Wednesday, December 13, 2006

How to Use GIMP for Photo and Image Editing

Cropping and scaling (resizing) photos, along with adjusting the brightness and contrast of them, are among the most basic elements of photo editing. In this hands-on tutorial, you will learn how to use The GIMP's powerful cropping, scaling, brightness, and contrast tools by editing a photograph in our digital darkroom.

You can later apply the basic skills, elements, and principles that you learn in this tutorial to edit and manipulate photos, clipart, scanned images and other digital graphics. You also can use the GIMP to design and create all sorts of stunning computer graphics and images from scratch. However, today's tutorial focuses on editing already existing images with the GIMP.

Originally, GIMP was a Linux/UNIX program. However, it has been ported to the Microsoft Windows platform -- that effectively makes GIMP a cross-platform (XP) program. There appear to be some Mac versions of the GIMP now also.

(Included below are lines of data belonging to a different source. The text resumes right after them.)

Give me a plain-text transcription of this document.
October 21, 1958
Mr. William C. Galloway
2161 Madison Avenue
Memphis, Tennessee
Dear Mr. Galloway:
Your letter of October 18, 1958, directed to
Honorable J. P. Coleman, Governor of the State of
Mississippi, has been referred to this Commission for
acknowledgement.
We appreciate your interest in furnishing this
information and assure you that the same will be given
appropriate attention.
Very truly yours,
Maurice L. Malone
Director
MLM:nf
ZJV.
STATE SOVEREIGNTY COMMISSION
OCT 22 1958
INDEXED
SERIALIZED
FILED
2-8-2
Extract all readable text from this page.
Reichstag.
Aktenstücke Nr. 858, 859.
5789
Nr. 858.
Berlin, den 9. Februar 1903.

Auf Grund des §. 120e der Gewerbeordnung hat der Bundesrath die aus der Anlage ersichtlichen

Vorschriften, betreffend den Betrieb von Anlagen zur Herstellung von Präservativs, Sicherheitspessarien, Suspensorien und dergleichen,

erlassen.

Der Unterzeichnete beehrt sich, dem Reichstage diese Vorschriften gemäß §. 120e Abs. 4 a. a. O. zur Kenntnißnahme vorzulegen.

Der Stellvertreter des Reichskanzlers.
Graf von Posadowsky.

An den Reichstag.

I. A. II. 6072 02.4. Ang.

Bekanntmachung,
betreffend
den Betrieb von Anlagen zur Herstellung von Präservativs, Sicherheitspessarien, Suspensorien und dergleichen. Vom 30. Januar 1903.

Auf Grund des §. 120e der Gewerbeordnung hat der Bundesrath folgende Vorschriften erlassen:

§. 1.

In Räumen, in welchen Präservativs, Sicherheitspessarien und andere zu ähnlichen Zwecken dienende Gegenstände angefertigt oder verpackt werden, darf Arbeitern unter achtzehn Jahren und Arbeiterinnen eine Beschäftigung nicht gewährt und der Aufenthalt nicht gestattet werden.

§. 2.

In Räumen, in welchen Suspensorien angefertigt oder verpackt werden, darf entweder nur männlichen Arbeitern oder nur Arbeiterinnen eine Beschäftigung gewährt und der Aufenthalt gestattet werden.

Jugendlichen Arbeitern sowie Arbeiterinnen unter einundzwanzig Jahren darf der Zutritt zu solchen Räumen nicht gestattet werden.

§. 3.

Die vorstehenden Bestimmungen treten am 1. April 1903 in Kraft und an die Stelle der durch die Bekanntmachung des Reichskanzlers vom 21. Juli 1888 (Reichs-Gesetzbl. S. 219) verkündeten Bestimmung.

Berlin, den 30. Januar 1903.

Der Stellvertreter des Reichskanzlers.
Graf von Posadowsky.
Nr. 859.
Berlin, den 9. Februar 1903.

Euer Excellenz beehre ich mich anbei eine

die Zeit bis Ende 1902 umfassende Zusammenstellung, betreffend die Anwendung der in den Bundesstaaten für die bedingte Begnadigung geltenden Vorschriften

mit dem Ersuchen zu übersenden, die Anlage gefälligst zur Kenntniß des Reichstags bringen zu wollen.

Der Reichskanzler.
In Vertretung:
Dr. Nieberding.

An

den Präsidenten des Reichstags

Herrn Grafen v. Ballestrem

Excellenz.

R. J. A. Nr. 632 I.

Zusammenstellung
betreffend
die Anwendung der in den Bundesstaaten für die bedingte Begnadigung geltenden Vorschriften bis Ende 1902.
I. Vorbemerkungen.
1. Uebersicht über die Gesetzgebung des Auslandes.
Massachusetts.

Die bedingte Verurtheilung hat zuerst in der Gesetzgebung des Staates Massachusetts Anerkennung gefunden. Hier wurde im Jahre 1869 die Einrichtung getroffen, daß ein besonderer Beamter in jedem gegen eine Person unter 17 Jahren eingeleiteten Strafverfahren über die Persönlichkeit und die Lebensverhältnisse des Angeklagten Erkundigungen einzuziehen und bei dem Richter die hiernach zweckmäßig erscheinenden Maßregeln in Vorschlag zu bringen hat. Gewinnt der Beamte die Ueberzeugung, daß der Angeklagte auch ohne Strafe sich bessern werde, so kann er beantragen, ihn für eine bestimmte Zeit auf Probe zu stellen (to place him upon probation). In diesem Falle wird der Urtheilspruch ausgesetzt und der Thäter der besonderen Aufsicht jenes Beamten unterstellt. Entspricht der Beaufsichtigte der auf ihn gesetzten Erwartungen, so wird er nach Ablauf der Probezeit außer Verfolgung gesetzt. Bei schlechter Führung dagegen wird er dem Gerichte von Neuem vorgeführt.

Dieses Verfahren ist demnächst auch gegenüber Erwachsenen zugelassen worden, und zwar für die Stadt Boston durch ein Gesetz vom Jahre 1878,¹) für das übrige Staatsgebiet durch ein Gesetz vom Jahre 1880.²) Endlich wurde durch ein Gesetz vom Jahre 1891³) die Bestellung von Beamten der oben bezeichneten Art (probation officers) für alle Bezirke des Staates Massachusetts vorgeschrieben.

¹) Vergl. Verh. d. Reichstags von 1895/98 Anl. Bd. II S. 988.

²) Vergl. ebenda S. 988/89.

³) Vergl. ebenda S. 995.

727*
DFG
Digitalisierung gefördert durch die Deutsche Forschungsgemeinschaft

The GIMP and Adobe Photoshop are comparable, digital-darkroom, software products as to features, functions, and usability -- other than some advanced professional and prepress stuff in Photoshop. The basic photograph and image cropping, scaling, color-brightness adjustment, and color-contrast adjustment operations covered in today's tutorial are just as easily done and well-done with the GIMP as with Photoshop.

Moreover, GIMP is free and Photoshop costs $699. Because GIMP is an excellent, pixel-based, image manipulation and editing program and because of licensing and pricing issues, we chose to use the GIMP rather than Photoshop in our digital darkroom.